# Help me ID these switches...



## 480sparky (Sep 20, 2007)

Call a qualified electrician and tell him you need to replace some old Pass & Seymour Despard devices.


----------



## RIVETER (Sep 26, 2009)

*ID Switches*

It is hard for me to believe that if you took so long in finding out the different scenarios that you did not already take it apart.


----------



## cdnelectrician (Mar 14, 2008)

Call an electrician.


----------



## 480sparky (Sep 20, 2007)

jp2code said:


> ................My initial thought is to just pull the whole thing apart (this coming weekend) and see if any wiring looks obviously bad that I can just replace. If the wiring looks fine, then the switches are at fault -...........

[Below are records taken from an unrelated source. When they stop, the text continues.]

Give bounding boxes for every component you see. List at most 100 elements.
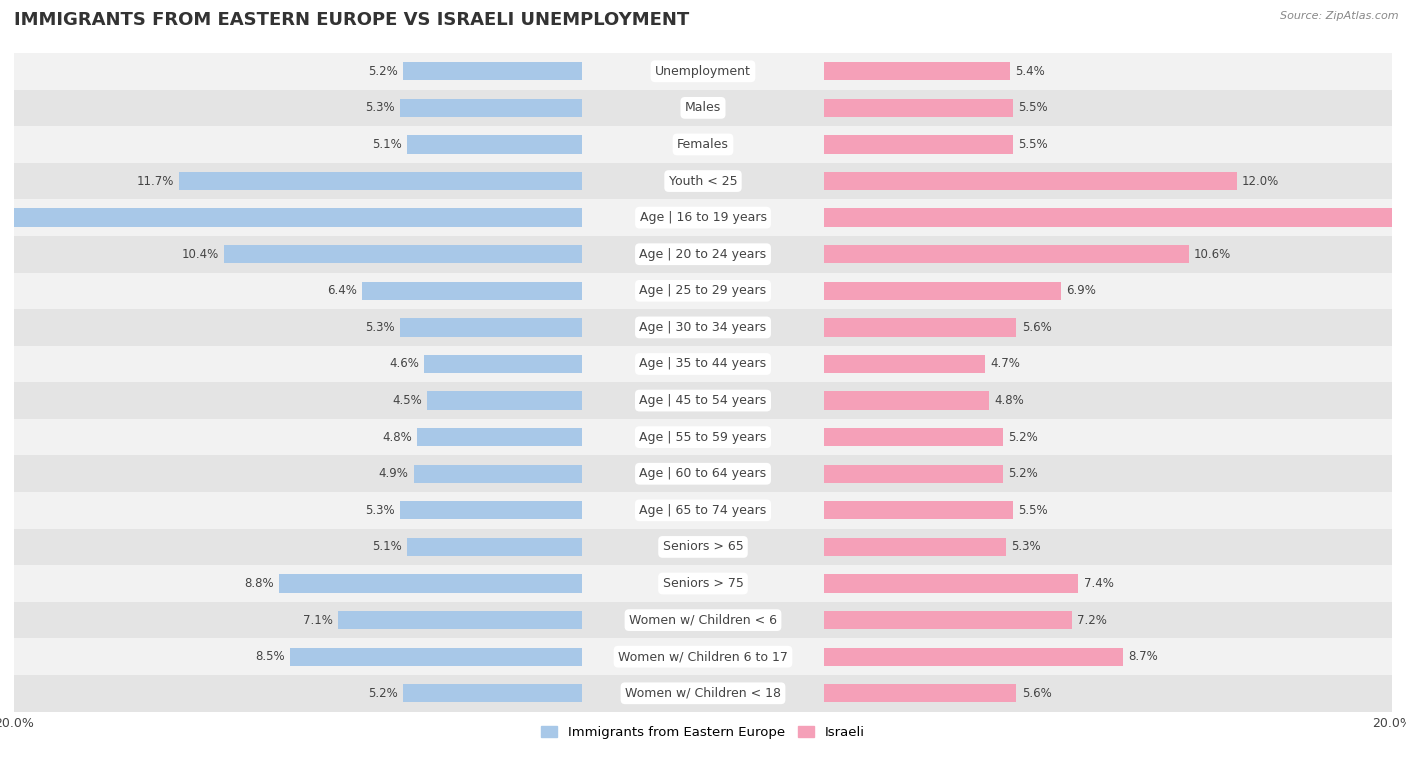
Text: Women w/ Children < 6: Women w/ Children < 6 — [628, 614, 778, 627]
Text: 4.8%: 4.8% — [382, 431, 412, 444]
Text: 4.8%: 4.8% — [994, 394, 1024, 407]
Bar — [0, 208, 582, 227]
Text: Age | 55 to 59 years: Age | 55 to 59 years — [640, 431, 766, 444]
Bar — [337, 611, 582, 629]
Text: 4.5%: 4.5% — [392, 394, 422, 407]
Bar — [404, 62, 582, 80]
Bar — [14, 199, 1392, 236]
Bar — [824, 428, 1002, 447]
Text: 5.6%: 5.6% — [1022, 321, 1052, 334]
Bar — [399, 318, 582, 337]
Bar — [824, 62, 1010, 80]
Bar — [399, 98, 582, 117]
Bar — [824, 172, 1237, 190]
Bar — [224, 245, 582, 263]
Bar — [14, 273, 1392, 309]
Text: 10.6%: 10.6% — [1194, 248, 1232, 260]
Text: Unemployment: Unemployment — [655, 65, 751, 78]
Bar — [14, 638, 1392, 675]
Bar — [14, 89, 1392, 126]
Bar — [824, 282, 1062, 300]
Bar — [14, 675, 1392, 712]
Text: Females: Females — [678, 138, 728, 151]
Text: 7.1%: 7.1% — [302, 614, 333, 627]
Bar — [824, 501, 1012, 519]
Bar — [824, 208, 1406, 227]
Text: 10.4%: 10.4% — [181, 248, 219, 260]
Bar — [824, 465, 1002, 483]
Bar — [824, 647, 1123, 666]
Text: 5.2%: 5.2% — [368, 687, 398, 699]
Text: 8.7%: 8.7% — [1129, 650, 1159, 663]
Text: 5.2%: 5.2% — [1008, 431, 1038, 444]
Bar — [406, 537, 582, 556]
Bar — [413, 465, 582, 483]
Bar — [14, 382, 1392, 419]
Bar — [824, 391, 988, 410]
Text: 12.0%: 12.0% — [1241, 175, 1279, 188]
Text: IMMIGRANTS FROM EASTERN EUROPE VS ISRAELI UNEMPLOYMENT: IMMIGRANTS FROM EASTERN EUROPE VS ISRAEL… — [14, 11, 689, 30]
Text: 4.6%: 4.6% — [389, 357, 419, 370]
Bar — [14, 309, 1392, 346]
Bar — [824, 245, 1188, 263]
Bar — [14, 126, 1392, 163]
Text: 5.4%: 5.4% — [1015, 65, 1045, 78]
Text: 5.5%: 5.5% — [1018, 504, 1047, 517]
Bar — [14, 419, 1392, 456]
Text: Males: Males — [685, 101, 721, 114]
Bar — [14, 163, 1392, 199]
Text: 5.1%: 5.1% — [371, 138, 402, 151]
Bar — [14, 602, 1392, 638]
Legend: Immigrants from Eastern Europe, Israeli: Immigrants from Eastern Europe, Israeli — [536, 721, 870, 744]
Bar — [824, 684, 1017, 702]
Text: Women w/ Children 6 to 17: Women w/ Children 6 to 17 — [619, 650, 787, 663]
Bar — [14, 528, 1392, 565]
Bar — [290, 647, 582, 666]
Bar — [399, 501, 582, 519]
Bar — [14, 492, 1392, 528]
Text: 5.3%: 5.3% — [1011, 540, 1040, 553]
Bar — [824, 611, 1071, 629]
Text: Seniors > 65: Seniors > 65 — [662, 540, 744, 553]
Bar — [418, 428, 582, 447]
Bar — [14, 456, 1392, 492]
Bar — [14, 236, 1392, 273]
Bar — [14, 346, 1392, 382]
Bar — [824, 575, 1078, 593]
Text: Age | 30 to 34 years: Age | 30 to 34 years — [640, 321, 766, 334]
Text: 5.3%: 5.3% — [366, 101, 395, 114]
Bar — [427, 391, 582, 410]
Text: 5.6%: 5.6% — [1022, 687, 1052, 699]
Bar — [361, 282, 582, 300]
Text: Youth < 25: Youth < 25 — [669, 175, 737, 188]
Text: Age | 65 to 74 years: Age | 65 to 74 years — [640, 504, 766, 517]
Text: 4.9%: 4.9% — [378, 467, 409, 480]
Text: Age | 16 to 19 years: Age | 16 to 19 years — [640, 211, 766, 224]
Text: 7.2%: 7.2% — [1077, 614, 1107, 627]
Bar — [824, 98, 1012, 117]
Bar — [824, 318, 1017, 337]
Text: Seniors > 75: Seniors > 75 — [662, 577, 744, 590]
Text: 5.2%: 5.2% — [368, 65, 398, 78]
Text: 5.3%: 5.3% — [366, 321, 395, 334]
Text: 5.3%: 5.3% — [366, 504, 395, 517]
Text: Age | 35 to 44 years: Age | 35 to 44 years — [640, 357, 766, 370]
Bar — [280, 575, 582, 593]
Bar — [425, 355, 582, 373]
Text: Women w/ Children < 18: Women w/ Children < 18 — [626, 687, 780, 699]
Bar — [180, 172, 582, 190]
Text: 5.1%: 5.1% — [371, 540, 402, 553]
Text: Source: ZipAtlas.com: Source: ZipAtlas.com — [1281, 11, 1399, 21]
Text: 6.4%: 6.4% — [328, 285, 357, 298]
Text: 7.4%: 7.4% — [1084, 577, 1114, 590]
Text: 6.9%: 6.9% — [1066, 285, 1097, 298]
Text: 8.5%: 8.5% — [254, 650, 284, 663]
Text: 5.5%: 5.5% — [1018, 101, 1047, 114]
Text: 5.5%: 5.5% — [1018, 138, 1047, 151]
Text: 8.8%: 8.8% — [245, 577, 274, 590]
Text: 11.7%: 11.7% — [136, 175, 174, 188]
Text: Age | 25 to 29 years: Age | 25 to 29 years — [640, 285, 766, 298]
Bar — [824, 355, 986, 373]
Bar — [14, 565, 1392, 602]
Bar — [14, 53, 1392, 89]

I can see Robbie the Robot now.........










"Warning! Warning!
Unqualified Person attempting
electrical work!
Danger, Will Smith!"​


----------



## Speedy Petey (Jan 10, 2007)

_The Admin and Moderators of this forum would prefer if you post Do It Yourself related topics on our sister site www.DIYChatroom.com

ElectricianTalk.com is designed for electrical industry professionals to discuss issues and topics related to the electrical trades and related industries. Many of our professionals are also members at DIYChatroom.com and are looking forward to assist you with your needs.

Please take a moment to post your question at www.DIYChatroom.com If you're not already a member of DIYChatroom.com you can sign up for a free account by going to http://www.diychatroom.com/register.php/

This thread has been closed._


----------



## AWKrueger (Aug 4, 2008)

closed?


----------



## Dennis Alwon (May 9, 2009)

Yes this thread is closed. :laughing:


----------



## Fredman (Dec 2, 2008)

This thread is about to be closed...:whistling2::no:

:laughing:


----------



## NolaTigaBait (Oct 19, 2008)

Still not closed.


----------



## user4818 (Jan 15, 2009)

Yup, not closed yet. :blink:


----------



## Grimlock (Aug 4, 2009)

Closed to not: *not post*


----------



## crazymurph (Aug 19, 2009)

Still Open


----------



## BCSparkyGirl (Aug 20, 2009)

wow, petey is slow today..........hehehe


----------



## BryanMD (Dec 31, 2007)

petey may need a wiring diagram just like the OP does.


----------



## BCSparkyGirl (Aug 20, 2009)

lol....not so Speedy Petey?:laughing::laughing::laughing:


----------



## Speedy Petey (Jan 10, 2007)

DAMN! 

I did it again.


----------